My Alpha’s Mother Murdered My Fated Mate
Chapter 4
I heard the commotion before I reached the training field.
Voices — too many, too loud, the particular pitch of a pack that had just been handed something to be afraid of. I came through the tree line and saw them: a cluster of warriors around Gamma Reed, their faces tight, their eyes moving between the ground and each other. Scarlett stood at the edge of the group with her arms crossed and her expression arranged into something that looked like reluctant duty.
I knew that look. I'd worn it myself.
Reed turned when he heard my footsteps. In his hand was a small evidence bag, and inside it, catching the afternoon light, was my signet ring. Scarlett's signet ring. The one I'd been wearing for four years, the one I'd left on my dresser this morning because the training run didn't call for it.
The one that was now sitting at the site of a rogue breach in the perimeter sensors.
'Luna.' Reed's voice was careful. Neutral. The tone of a man who hadn't decided anything yet but was watching very closely. 'Can you explain how this ended up here?'
I looked at the ring. I looked at Scarlett.
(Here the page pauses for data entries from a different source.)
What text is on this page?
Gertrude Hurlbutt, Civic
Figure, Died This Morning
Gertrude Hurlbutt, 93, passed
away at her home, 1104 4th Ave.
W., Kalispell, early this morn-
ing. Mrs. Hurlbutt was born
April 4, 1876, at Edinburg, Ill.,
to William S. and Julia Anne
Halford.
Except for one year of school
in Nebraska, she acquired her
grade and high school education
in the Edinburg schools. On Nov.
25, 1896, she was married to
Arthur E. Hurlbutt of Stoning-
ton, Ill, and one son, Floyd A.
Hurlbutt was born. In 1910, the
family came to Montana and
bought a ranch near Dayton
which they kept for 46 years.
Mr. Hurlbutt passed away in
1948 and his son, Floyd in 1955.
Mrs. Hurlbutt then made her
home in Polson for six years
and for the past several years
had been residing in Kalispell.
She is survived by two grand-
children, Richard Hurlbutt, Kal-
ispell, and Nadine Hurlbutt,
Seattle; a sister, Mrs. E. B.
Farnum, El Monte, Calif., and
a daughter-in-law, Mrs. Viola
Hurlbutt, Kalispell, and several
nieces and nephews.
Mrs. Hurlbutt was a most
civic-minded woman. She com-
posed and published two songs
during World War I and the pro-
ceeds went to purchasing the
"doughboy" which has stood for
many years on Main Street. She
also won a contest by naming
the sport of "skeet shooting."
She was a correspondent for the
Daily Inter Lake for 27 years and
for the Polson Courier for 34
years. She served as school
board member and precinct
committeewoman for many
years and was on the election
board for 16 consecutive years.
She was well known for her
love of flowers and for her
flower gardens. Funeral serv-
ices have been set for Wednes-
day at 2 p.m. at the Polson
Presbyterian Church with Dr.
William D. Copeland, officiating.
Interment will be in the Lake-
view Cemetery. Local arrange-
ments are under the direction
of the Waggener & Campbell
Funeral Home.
She met my eyes and held them, and I saw it — the satisfaction underneath the performance, clean and cold as a blade. She'd planned this carefully. The timing, the witnesses, the ring. She'd been patient in a way I hadn't expected from her, and I felt a grudging flicker of something almost like respect before I buried it.
'I can't,' I said. 'Because I didn't put it there.'
---
The tribunal convened in the great hall within the hour.
Davis sat at the head of the long table with his Beta on his left and Reed on his right, and the warriors lined the walls, and I stood in the center of all of it and kept my spine straight and my hands still. The ring sat on the table between us in its evidence bag like an accusation that didn't need words.
Scarlett had positioned herself near the far wall, just inside my sightline. Close enough to watch. Far enough to look uninvolved.
Davis's mother stood near the door.
I hadn't noticed her come in. I noticed her now — the way she held herself, composed and still, her eyes on her son rather than on me. She wasn't watching the tribunal. She was watching Davis. Waiting to see which way he'd move.
I understood then that this wasn't Scarlett's plan alone.
'The perimeter sensors were manually disabled,' Reed said. 'The breach allowed three rogues through the eastern boundary. Two were neutralized. One escaped. The ring was found at the primary breach point.' He paused. 'The sensors require a Luna-level access code to override.'
Every eye in the room came to me.
Davis looked at me. Just looked, for a long moment, and I watched him do the thing I'd seen him do a hundred times — go still and internal, processing, calculating, weighing pack safety against everything else. His Alpha instincts and his mother's quiet presence and the mate bond pulling in one direction while his duty pulled in another.
I waited for him to ask me directly. To give me the floor. To do the one thing that would have cost him nothing and meant everything.
He didn't.
'Until the investigation is complete,' he said, his voice flat and final, 'the Luna title is suspended. You'll be confined to the holding cells.' A pause that felt like a door closing. 'Silver-lined. Standard protocol for a treason inquiry.'
The room went very quiet.
I didn't look at Scarlett. I didn't look at Eleanor Meyer. I looked at Davis, and I let myself feel it — the full weight of what he'd just done — and then I folded it away somewhere deep and locked it there.
'Understood,' I said.
Scarlett's exhale was almost inaudible. Almost.
---
The silver lining in the cell walls didn't burn unless you touched them directly, but their presence was a constant low hum against my skin, like a frequency just below hearing. I sat on the narrow cot and pressed my fingertips to my wrist and breathed.
Somewhere outside the packhouse walls, I knew, Carlos had already heard.
I didn't know how I knew. I just did — the same way I'd always known when he was nearby, that faint clean scent of pine and cold water that my body had apparently decided meant safety whether I'd given it permission to or not.
He would move. He always moved, quietly and without announcement, and he would not ask Davis's permission first.
I closed my eyes and listened to the silver hum and waited.
Outside, somewhere near the Black Moon border, a rogue who knew exactly who had paid him was about to have a very difficult conversation with the Beta of the Silverfang Pack.